NATO prepared a very exciting and realistic environment. During the game, we were provided with a complex environment consisting of poorly maintained servers, network devices, and workstations of a company manufacturing drones. Some machines were internet facing or acting as information kiosks on a trade show so each service interruption was treated seriously.
The game took two days and gave us plenty of surprises, during which our team was furiously fixing not yet patched servers, constantly adapting network firewalls and defending well-prepared attacks by the opposing team.
To get real-life experience, a special third team was simulating the worst nightmare of every administrator – company employees who don’t think before they click but still require access to the systems to perform their daily tasks.

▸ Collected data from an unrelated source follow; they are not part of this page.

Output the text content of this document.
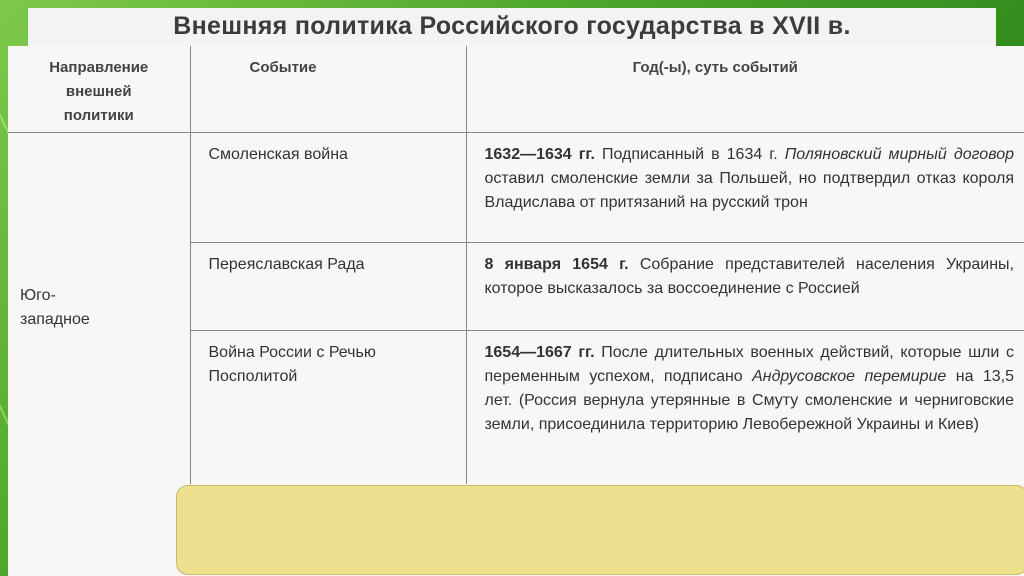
Внешняя политика Российского государства в XVII в.
Направление внешней политики	Событие	Год(-ы), суть событий
Юго-западное	Смоленская война	1632—1634 гг. Подписанный в 1634 г. Поляновский мирный договор оставил смоленские земли за Польшей, но подтвердил отказ короля Владислава от притязаний на русский трон
	Переяславская Рада	8 января 1654 г. Собрание представителей населения Украины, которое высказалось за воссоединение с Россией
	Война России с Речью Посполитой	1654—1667 гг. После длительных военных действий, которые шли с переменным успехом, подписано Андрусовское перемирие на 13,5 лет. (Россия вернула утерянные в Смуту смоленские и черниговские земли, присоединила территорию Левобережной Украины и Киев)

To increase pressure on our team we had the press demanding statements of what is happening when our web page was defaced or kiosks were offline.
In the end the attackers started taking over the drones of other teams and flying them over a neighbouring country’s capital. Our team was able to safely down compomised drones to prevent serious a diplomatic incident.
Our team also managed to keep all critical services running, defended most machines and quickly brought compromised workstations back to a safe working state.